Wie der Faden durch ein Nadelöhr
Damit die Probenkapsel überhaupt wieder die Erde erreichen kann, müssen die Missionskontrolleure der japanischen Raumfahrtbehörde JAXA ein wahres Bravourstück der Weltraumnavigation hinlegen. Es ist nämlich sehr schwierig, von Ryugu aus nach einem Flug von mehr als einer Milliarde Kilometer und einer Flugzeit von rund einem Jahr durch das Sonnensystem zu unserem Planeten zurückzufinden und die Kapsel punktgenau über Australien in die Erdatmosphäre zu bugsieren. Die Aufgabe ähnelt der Anstrengung, mit Boxhandschuhen einen Faden in eine Nähnadel einzufädeln.
Um nach Australien zu gelangen, wird Hayabusa-2 auf Kollisionskurs gehen müssen. Rund zwölf Stunden vor dem Aufschlag soll die Sonde die Rückkehrkapsel abwerfen, um sich selbst kurze Zeit später mit einem Schubmanöver der Bordtriebwerke vor dem Verglühen in der Atmosphäre zu retten. So soll die Sonde unseren Planeten in etwa 200 Kilometer Abstand passieren und dabei versuchen, mit ihren Kameras die Landekapsel als glühende Sternschnuppe in der Atmosphäre zu fotografieren. Die Landung der Kapsel am Fallschirm auf dem Luftwaffenstützpunkt Woomera im Outback Australiens ist wiederum am 5. Dezember zwischen 18 und 19 Uhr unserer Zeit vorgesehen, dann herrscht dort noch Nacht. Eine Landung in Australien ist sehr viel einfacher als im gebirgigen und dicht besiedelten Japan, so dass die JAXA schon im Jahr 2010 die Kapsel der Vorgängersonde Hayabusa-1 mit der freundlichen Erlaubnis der australischen Regierung dort niedergehen ließ.

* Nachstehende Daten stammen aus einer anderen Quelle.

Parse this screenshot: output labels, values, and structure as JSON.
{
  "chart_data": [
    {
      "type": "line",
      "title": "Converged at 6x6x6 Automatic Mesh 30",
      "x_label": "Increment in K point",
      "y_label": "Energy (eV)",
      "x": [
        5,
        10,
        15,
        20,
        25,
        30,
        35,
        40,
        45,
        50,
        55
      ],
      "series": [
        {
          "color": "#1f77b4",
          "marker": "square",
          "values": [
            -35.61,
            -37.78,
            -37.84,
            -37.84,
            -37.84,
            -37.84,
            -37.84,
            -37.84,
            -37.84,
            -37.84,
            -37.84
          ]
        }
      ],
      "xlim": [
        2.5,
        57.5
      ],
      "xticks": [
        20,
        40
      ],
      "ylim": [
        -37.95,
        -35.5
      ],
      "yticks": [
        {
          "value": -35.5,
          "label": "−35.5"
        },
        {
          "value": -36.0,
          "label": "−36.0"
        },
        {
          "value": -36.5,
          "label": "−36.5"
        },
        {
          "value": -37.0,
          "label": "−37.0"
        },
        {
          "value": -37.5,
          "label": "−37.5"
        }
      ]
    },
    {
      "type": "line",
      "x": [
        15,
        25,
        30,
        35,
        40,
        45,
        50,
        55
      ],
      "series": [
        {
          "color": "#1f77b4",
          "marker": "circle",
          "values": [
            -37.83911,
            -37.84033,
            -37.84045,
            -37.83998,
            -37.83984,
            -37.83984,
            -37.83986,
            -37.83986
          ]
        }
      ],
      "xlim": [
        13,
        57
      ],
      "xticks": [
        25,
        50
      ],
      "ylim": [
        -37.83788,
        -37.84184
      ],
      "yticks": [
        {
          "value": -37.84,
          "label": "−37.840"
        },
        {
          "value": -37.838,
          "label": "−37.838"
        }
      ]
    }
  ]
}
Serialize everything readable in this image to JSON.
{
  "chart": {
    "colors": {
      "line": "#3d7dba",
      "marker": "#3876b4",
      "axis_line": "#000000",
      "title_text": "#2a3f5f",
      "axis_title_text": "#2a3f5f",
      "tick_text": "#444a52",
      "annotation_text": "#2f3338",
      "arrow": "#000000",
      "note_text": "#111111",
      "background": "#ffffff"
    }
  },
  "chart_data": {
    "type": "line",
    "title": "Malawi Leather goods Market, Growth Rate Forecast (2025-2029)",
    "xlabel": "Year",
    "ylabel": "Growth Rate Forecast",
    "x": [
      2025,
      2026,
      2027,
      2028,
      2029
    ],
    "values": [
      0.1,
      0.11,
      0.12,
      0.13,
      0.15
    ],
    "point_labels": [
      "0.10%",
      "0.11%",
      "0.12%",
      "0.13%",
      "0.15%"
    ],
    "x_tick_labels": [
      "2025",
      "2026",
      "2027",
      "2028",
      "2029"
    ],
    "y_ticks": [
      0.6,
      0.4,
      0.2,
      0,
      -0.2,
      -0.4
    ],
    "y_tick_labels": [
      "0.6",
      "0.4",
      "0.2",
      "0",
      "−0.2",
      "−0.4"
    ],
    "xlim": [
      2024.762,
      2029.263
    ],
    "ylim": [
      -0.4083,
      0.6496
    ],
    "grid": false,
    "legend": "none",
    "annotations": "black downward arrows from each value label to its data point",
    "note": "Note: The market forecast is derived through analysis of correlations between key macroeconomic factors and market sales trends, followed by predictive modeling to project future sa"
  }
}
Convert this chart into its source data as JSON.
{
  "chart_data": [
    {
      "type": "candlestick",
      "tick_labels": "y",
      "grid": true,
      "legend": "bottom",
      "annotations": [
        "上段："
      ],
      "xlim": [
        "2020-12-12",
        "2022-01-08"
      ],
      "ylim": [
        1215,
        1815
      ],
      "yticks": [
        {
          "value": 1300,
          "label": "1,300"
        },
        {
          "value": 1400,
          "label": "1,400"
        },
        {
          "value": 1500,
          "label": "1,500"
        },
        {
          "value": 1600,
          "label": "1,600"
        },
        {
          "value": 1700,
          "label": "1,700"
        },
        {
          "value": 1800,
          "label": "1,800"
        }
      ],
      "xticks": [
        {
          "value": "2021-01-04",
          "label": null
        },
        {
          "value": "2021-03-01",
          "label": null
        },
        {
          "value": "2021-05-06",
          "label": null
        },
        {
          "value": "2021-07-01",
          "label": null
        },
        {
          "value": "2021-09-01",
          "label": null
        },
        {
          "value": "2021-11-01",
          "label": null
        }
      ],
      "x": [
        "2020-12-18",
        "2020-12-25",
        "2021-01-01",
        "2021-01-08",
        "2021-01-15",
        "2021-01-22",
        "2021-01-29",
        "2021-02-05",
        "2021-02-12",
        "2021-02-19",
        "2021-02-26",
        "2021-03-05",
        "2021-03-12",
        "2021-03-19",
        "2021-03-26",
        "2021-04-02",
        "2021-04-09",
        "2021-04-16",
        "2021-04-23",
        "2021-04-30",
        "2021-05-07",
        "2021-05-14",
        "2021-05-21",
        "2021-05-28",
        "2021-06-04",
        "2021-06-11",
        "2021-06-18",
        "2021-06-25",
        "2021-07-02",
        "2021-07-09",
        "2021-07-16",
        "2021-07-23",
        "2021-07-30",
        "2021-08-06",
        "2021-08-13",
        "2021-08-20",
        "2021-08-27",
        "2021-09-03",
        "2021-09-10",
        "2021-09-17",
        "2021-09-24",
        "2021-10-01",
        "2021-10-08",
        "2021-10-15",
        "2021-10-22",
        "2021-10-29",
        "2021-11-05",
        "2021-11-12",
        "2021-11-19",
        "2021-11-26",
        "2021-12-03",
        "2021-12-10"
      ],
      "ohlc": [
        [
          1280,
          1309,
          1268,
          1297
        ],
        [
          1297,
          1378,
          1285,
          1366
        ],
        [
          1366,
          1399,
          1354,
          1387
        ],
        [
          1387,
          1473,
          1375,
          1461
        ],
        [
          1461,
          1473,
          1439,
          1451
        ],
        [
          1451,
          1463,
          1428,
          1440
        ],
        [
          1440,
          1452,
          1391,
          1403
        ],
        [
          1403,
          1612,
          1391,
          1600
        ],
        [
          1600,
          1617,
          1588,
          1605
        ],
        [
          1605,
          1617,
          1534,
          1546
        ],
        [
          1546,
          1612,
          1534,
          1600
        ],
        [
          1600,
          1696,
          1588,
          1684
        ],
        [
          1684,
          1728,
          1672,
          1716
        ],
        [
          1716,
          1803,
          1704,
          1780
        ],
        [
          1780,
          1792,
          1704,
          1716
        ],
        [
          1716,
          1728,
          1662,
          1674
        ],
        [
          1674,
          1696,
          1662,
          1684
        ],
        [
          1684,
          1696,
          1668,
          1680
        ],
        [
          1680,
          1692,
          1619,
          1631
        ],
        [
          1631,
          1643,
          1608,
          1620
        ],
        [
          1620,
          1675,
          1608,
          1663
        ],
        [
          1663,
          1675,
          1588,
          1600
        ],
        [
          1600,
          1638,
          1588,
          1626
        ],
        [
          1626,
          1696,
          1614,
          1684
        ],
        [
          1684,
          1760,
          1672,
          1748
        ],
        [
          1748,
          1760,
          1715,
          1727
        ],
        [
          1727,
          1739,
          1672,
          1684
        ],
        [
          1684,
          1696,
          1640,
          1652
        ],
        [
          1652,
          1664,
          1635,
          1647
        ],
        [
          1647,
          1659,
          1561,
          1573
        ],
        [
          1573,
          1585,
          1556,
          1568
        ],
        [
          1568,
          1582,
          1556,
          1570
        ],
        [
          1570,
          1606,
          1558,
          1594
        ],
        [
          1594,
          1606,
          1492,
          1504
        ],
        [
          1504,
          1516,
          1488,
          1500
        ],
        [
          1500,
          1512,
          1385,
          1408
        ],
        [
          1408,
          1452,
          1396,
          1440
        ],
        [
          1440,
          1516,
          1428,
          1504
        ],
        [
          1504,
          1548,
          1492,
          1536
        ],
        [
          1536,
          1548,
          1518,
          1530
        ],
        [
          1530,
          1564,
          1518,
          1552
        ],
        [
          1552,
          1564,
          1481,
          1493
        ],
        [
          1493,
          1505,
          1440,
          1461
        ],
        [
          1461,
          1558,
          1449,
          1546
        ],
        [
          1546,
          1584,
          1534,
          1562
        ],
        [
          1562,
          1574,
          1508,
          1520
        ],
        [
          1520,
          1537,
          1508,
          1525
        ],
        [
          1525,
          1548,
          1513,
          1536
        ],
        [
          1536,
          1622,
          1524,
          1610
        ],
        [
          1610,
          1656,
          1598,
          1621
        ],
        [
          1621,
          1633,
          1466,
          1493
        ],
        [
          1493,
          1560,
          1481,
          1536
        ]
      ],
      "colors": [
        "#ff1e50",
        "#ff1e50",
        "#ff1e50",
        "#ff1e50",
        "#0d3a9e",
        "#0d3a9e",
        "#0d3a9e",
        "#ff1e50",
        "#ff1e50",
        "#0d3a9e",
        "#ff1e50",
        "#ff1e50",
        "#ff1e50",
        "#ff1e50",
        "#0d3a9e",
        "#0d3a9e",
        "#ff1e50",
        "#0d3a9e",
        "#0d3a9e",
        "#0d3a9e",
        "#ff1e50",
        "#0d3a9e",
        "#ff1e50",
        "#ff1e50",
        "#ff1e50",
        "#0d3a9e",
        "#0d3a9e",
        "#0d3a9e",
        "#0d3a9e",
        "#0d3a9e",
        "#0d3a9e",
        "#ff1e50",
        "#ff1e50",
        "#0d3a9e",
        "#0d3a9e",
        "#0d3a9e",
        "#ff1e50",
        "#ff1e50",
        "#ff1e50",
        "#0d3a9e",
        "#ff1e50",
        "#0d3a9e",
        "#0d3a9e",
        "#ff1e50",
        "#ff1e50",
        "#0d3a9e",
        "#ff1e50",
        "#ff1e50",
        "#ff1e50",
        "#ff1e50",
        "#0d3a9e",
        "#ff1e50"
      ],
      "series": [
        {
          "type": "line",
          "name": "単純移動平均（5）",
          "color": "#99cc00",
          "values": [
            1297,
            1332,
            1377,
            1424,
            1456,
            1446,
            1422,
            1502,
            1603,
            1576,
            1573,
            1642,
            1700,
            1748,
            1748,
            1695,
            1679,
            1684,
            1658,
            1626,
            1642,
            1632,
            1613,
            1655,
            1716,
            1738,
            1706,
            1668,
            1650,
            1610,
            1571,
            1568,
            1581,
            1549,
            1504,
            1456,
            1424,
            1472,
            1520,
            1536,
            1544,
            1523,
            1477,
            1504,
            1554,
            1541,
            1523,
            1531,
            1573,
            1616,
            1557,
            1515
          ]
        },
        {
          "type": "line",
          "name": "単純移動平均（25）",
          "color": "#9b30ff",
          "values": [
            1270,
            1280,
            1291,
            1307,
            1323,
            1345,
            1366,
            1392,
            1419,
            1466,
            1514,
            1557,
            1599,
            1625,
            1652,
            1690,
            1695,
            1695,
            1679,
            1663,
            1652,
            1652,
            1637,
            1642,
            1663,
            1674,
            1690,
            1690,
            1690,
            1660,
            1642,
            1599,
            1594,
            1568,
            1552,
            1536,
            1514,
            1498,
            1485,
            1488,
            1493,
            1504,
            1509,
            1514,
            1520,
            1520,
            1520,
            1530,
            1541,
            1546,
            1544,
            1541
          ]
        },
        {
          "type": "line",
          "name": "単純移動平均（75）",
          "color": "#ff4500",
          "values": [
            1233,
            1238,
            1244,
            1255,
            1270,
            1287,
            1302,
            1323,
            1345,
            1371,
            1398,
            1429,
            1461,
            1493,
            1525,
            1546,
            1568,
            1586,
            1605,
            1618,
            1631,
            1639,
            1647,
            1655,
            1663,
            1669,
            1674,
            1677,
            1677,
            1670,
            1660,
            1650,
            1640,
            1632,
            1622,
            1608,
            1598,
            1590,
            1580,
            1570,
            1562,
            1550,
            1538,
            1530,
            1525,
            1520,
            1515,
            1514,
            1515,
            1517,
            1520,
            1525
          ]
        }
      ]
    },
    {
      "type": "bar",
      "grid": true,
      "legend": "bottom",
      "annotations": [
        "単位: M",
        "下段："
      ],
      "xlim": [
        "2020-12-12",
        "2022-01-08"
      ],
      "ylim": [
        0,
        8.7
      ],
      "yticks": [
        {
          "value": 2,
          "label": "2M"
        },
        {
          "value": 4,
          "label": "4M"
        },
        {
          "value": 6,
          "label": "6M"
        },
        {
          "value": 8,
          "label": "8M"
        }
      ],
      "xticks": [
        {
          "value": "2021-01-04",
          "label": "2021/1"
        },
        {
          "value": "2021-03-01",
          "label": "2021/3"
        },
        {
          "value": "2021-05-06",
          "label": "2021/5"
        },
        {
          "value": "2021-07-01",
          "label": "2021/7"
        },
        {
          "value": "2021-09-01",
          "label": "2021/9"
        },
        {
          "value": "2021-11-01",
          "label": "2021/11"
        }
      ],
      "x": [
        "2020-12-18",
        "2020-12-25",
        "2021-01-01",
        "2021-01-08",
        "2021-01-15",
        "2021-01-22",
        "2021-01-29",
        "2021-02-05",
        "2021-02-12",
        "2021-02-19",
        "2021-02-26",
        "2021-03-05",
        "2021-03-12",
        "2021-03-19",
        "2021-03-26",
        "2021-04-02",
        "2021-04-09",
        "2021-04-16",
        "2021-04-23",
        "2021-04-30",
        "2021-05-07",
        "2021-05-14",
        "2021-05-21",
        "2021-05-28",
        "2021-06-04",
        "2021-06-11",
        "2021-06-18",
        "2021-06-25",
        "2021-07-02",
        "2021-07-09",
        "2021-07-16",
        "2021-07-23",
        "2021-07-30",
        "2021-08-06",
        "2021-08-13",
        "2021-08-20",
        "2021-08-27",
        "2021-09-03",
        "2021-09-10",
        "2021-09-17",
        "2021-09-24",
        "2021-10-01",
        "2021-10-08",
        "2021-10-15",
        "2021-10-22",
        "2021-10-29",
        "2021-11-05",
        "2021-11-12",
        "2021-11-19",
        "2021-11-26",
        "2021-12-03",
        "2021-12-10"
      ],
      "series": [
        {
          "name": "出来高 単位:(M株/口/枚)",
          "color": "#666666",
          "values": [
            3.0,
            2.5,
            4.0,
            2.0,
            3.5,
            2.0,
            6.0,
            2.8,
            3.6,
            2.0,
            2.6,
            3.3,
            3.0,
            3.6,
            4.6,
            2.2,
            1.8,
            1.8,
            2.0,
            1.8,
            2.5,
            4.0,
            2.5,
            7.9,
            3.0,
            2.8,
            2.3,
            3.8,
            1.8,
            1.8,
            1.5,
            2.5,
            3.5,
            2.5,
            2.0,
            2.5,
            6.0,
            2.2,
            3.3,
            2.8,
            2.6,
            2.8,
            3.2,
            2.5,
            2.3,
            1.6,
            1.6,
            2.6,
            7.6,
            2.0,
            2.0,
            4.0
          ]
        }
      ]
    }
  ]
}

Mit der Ablieferung ihrer Fracht wird der Flug von Hayabusa-2 jedoch noch lange nicht vorbei sein. Derzeit plant die JAXA, die Raumsonde noch bis zum Jahr 2031 zu betreiben und zwei weitere Asteroiden aus der Nähe zu erkunden. Der Wanderfalke wird seine scharfen Augen also auch weiterhin im Sonnensystem offen halten.